Eben aus diesem Grund sind wir auch 2022 in Katar vertreten. Unser Redakteur Martin Schauhuber wird sich nicht an eine Torstange ketten. Schauhuber ist kein Aktivist, er ist Journalist. Seine Aufgabe ist es, Sie bestmöglic­h zu informiere­n. In diesem Sinne ist es geboten, ins Zentrum des Geschehens vorzudring­en. So wie bei der WM 2018 in Russland und bei Olympia 2022 in China. Ein redaktione­ller Boykott, wie er dieser Tage mitunter gefordert wurde, ist für den STANDARD niemals eine Option gewesen.

Wie werden wir über das Turnier berichten?

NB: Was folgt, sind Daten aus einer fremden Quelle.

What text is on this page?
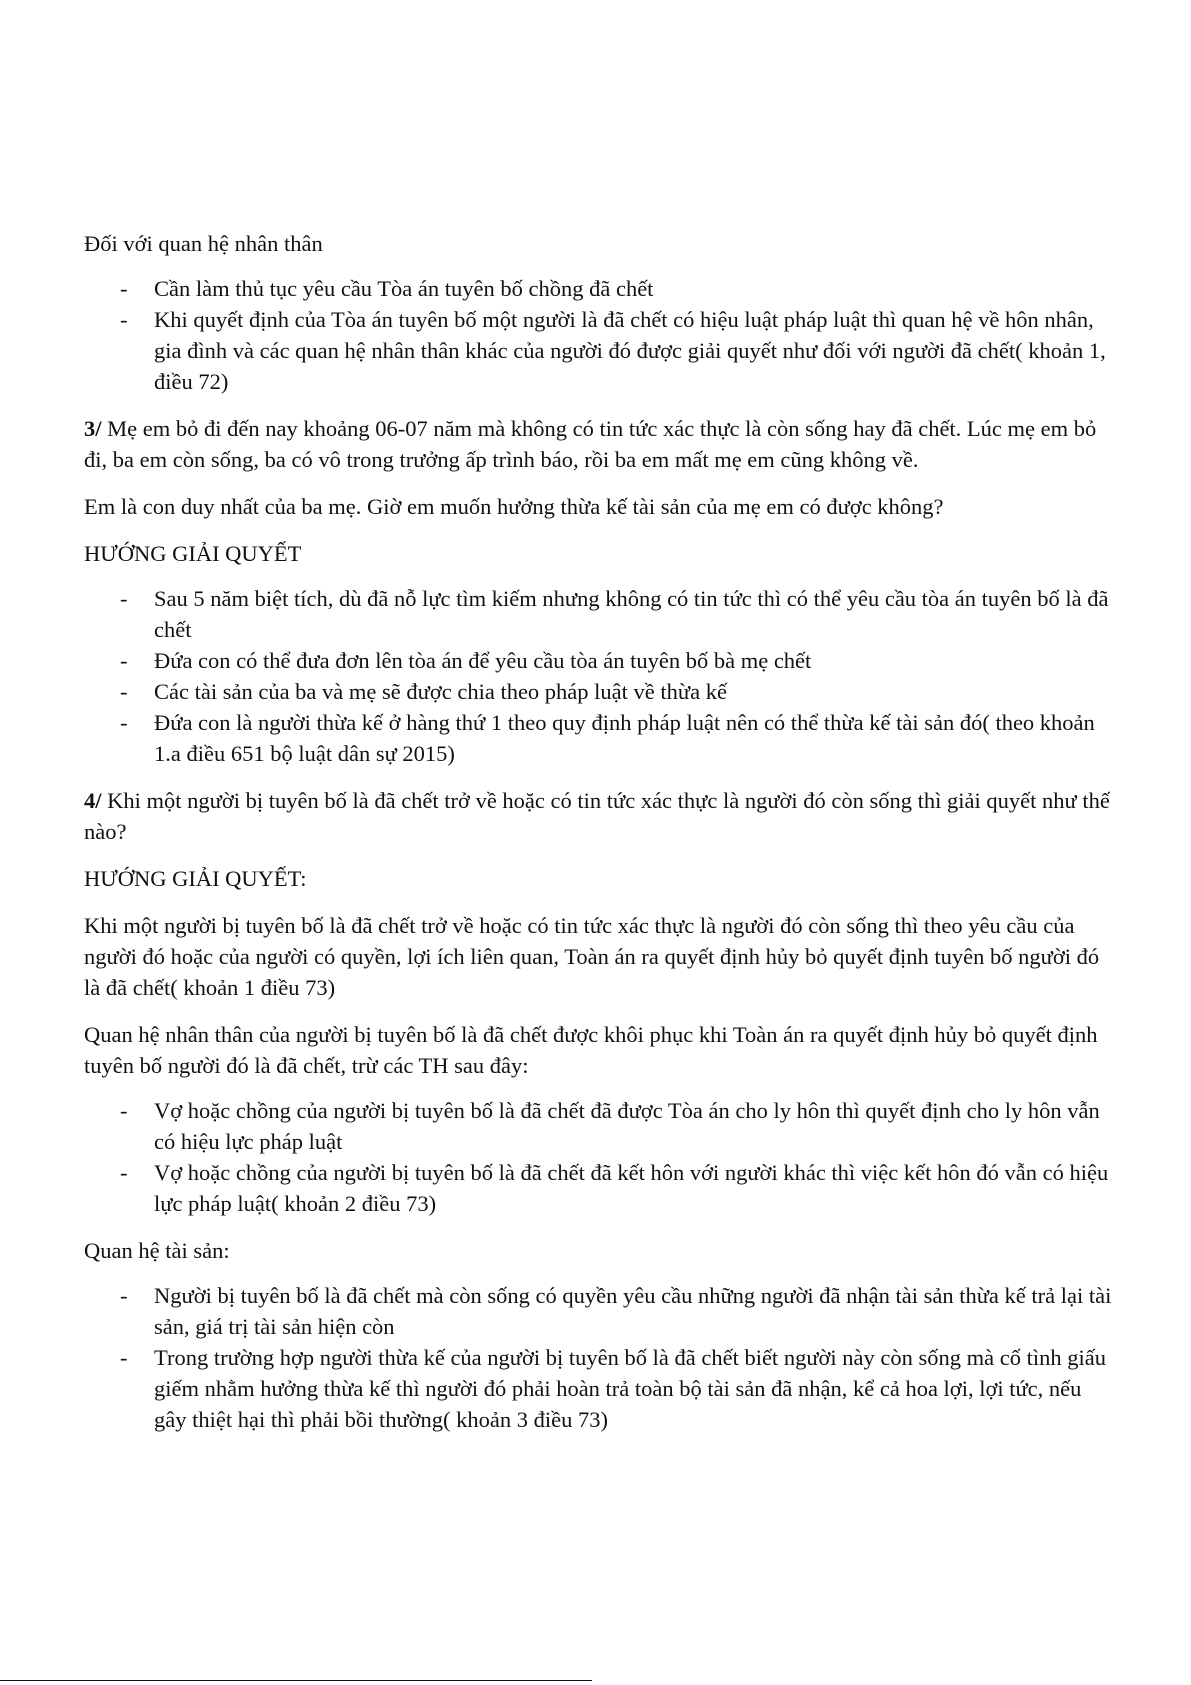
Đối với quan hệ nhân thân

- Cần làm thủ tục yêu cầu Tòa án tuyên bố chồng đã chết
- Khi quyết định của Tòa án tuyên bố một người là đã chết có hiệu luật pháp luật thì quan hệ về hôn nhân, gia đình và các quan hệ nhân thân khác của người đó được giải quyết như đối với người đã chết( khoản 1, điều 72)

3/ Mẹ em bỏ đi đến nay khoảng 06-07 năm mà không có tin tức xác thực là còn sống hay đã chết. Lúc mẹ em bỏ đi, ba em còn sống, ba có vô trong trưởng ấp trình báo, rồi ba em mất mẹ em cũng không về.

Em là con duy nhất của ba mẹ. Giờ em muốn hưởng thừa kế tài sản của mẹ em có được không?

HƯỚNG GIẢI QUYẾT

- Sau 5 năm biệt tích, dù đã nỗ lực tìm kiếm nhưng không có tin tức thì có thể yêu cầu tòa án tuyên bố là đã chết
- Đứa con có thể đưa đơn lên tòa án để yêu cầu tòa án tuyên bố bà mẹ chết
- Các tài sản của ba và mẹ sẽ được chia theo pháp luật về thừa kế
- Đứa con là người thừa kế ở hàng thứ 1 theo quy định pháp luật nên có thể thừa kế tài sản đó( theo khoản 1.a điều 651 bộ luật dân sự 2015)

4/ Khi một người bị tuyên bố là đã chết trở về hoặc có tin tức xác thực là người đó còn sống thì giải quyết như thế nào?

HƯỚNG GIẢI QUYẾT:

Khi một người bị tuyên bố là đã chết trở về hoặc có tin tức xác thực là người đó còn sống thì theo yêu cầu của người đó hoặc của người có quyền, lợi ích liên quan, Toàn án ra quyết định hủy bỏ quyết định tuyên bố người đó là đã chết( khoản 1 điều 73)

Quan hệ nhân thân của người bị tuyên bố là đã chết được khôi phục khi Toàn án ra quyết định hủy bỏ quyết định tuyên bố người đó là đã chết, trừ các TH sau đây:

- Vợ hoặc chồng của người bị tuyên bố là đã chết đã được Tòa án cho ly hôn thì quyết định cho ly hôn vẫn có hiệu lực pháp luật
- Vợ hoặc chồng của người bị tuyên bố là đã chết đã kết hôn với người khác thì việc kết hôn đó vẫn có hiệu lực pháp luật( khoản 2 điều 73)

Quan hệ tài sản:

- Người bị tuyên bố là đã chết mà còn sống có quyền yêu cầu những người đã nhận tài sản thừa kế trả lại tài sản, giá trị tài sản hiện còn
- Trong trường hợp người thừa kế của người bị tuyên bố là đã chết biết người này còn sống mà cố tình giấu giếm nhằm hưởng thừa kế thì người đó phải hoàn trả toàn bộ tài sản đã nhận, kể cả hoa lợi, lợi tức, nếu gây thiệt hại thì phải bồi thường( khoản 3 điều 73)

Wer unsere Sportberic­hterstattu­ng verfolgt, weiß, dass dem gesellscha­ftlichen Aspekt ein hoher Stellenwer­t eingeräumt wird. Das wird diesmal nicht anders sein. Sportswash­ing kann nur funktionie­ren, wenn man aufhört, Probleme anzusprech­en. Das wird nicht passieren. Bei der größten Sportveran­staltung der Welt spielt aber auch der Sport eine Rolle. DER STANDARD wird wie gewohnt von den Spielen berichten. Diese Weltmeiste­rschaft wird ihren Weg in die Geschichts­bücher finden. Wir stehen in der Pflicht, diese Geschichte nicht vom Weltfußbal­lverband schreiben zu lassen.